Dissecting T follicular helper cell development in vivo using CRISPR

T follicular helper (Tfh) cells are specialized CD4 helper T cells that signal B cells to produce high affinity antibodies and provide long-term humoral immunity. Identifying genes that govern Tfh differentiation and function could provide targets for improving vaccines and therapies for autoimmunity. However, Tfh differentiation is only partially understood, and not fully recapitulated in vitro. To discover novel Tfh-regulating genes, we developed a CRISPR-based functional genetic system to mutate genes in primary mouse T cells, and measured the effects on Tfh cells in vivo. Transgenic Cas9-expressing mouse CD4 T cells were transduced in vitro with an optimized retroviral vector encoding an sgRNA and GFP. With a guide targeting Tcf7 (encoding a Tfh-essential transcription factor Tcf1), >90% cells could be transduced; up to >80% of GFP+ cells were Tcf1neg by flow and mutational analyses. To evaluate the functional consequence of CRISPR editing, we adoptively transferred virus-specific CD4 T cells that were transduced with either a control or Tcf7 sgRNA construct into wild-type hosts. After viral challenge, control T cells differentiated into both Tfh and non-Tfh cells, while very few Tcf7-edited T cells became Tfh cells.

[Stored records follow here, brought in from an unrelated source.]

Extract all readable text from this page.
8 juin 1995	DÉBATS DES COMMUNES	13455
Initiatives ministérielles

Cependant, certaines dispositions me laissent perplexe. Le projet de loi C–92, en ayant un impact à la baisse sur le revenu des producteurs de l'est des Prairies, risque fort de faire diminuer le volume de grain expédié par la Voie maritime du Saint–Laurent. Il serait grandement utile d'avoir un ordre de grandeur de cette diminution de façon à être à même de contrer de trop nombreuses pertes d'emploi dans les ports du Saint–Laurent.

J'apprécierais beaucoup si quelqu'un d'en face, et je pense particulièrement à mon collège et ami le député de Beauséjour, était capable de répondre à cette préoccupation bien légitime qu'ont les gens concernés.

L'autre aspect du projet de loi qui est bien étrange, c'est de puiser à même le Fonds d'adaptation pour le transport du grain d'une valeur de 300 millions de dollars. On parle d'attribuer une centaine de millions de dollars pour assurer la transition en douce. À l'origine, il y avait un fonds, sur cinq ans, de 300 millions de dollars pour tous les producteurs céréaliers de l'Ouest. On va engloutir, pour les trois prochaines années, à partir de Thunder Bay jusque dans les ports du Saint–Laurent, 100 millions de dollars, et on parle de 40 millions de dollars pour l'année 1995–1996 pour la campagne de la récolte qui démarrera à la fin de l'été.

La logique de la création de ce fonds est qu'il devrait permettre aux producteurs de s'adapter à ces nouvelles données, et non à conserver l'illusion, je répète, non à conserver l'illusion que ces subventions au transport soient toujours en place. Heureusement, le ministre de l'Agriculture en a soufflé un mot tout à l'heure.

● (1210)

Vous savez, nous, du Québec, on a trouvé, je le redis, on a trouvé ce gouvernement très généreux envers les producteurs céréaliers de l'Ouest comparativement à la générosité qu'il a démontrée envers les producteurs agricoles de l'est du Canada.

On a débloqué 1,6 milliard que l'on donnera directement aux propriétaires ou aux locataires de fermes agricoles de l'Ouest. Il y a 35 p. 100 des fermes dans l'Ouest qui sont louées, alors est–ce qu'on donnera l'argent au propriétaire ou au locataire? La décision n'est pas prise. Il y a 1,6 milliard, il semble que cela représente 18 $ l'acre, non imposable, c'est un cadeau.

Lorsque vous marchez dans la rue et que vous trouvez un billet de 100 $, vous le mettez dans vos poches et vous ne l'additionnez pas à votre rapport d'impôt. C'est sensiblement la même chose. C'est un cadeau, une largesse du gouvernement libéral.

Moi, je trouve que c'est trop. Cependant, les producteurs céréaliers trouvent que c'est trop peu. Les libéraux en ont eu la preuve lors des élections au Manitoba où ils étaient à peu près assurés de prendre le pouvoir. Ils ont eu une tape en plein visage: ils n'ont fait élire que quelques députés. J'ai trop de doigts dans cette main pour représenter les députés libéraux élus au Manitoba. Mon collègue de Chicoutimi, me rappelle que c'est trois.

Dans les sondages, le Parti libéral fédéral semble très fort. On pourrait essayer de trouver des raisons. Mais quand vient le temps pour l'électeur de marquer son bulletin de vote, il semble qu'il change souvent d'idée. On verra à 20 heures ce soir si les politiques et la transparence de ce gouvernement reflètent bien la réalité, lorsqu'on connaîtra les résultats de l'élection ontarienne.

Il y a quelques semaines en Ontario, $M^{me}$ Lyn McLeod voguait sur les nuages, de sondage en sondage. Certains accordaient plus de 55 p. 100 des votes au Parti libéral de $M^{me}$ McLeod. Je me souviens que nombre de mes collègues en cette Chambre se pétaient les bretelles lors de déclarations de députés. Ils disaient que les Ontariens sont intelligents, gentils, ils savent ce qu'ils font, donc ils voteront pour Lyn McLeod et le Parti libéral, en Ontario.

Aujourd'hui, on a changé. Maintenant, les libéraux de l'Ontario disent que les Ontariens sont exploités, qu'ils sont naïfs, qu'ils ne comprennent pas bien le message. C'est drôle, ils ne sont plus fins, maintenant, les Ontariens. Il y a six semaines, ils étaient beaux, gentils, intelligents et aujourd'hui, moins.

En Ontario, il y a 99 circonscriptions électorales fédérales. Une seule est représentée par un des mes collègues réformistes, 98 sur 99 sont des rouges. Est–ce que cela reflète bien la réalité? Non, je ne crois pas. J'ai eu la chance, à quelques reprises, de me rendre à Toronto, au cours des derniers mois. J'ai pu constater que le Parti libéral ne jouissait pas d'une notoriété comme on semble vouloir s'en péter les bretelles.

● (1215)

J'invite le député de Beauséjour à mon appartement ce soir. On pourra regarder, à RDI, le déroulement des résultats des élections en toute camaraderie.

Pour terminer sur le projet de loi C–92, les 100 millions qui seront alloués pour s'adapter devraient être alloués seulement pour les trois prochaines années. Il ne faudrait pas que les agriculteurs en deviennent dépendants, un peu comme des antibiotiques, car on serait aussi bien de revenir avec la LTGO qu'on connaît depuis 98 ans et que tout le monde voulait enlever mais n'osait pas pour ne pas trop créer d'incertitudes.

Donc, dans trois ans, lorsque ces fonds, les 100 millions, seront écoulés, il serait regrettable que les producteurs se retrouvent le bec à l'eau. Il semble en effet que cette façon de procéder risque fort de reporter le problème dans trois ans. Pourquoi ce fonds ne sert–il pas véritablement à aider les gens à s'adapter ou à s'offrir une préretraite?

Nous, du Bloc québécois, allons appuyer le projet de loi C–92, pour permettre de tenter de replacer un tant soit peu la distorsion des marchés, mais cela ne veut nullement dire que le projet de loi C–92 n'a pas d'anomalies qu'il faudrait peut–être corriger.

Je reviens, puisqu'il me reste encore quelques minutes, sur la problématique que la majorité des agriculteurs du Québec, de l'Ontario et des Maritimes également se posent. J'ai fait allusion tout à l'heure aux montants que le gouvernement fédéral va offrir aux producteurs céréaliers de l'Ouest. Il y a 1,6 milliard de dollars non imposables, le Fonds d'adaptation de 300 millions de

Similarly, guides against the Tfh master transcription factor Bcl6 abrogated Tfh differentiation in vivo. Next, we constructed sgRNA libraries of up to 400 guides, targeting up to 80 genes, including ones implicated in primary immunodeficiencies and druggable targets. NGS analysis of T cells post-viral challenge revealed depletion of multiple guides targeting known Tfh-required genes in the Tfh vs non-Tfh populations, validating this approach. We are currently following up on potential hits from these screens.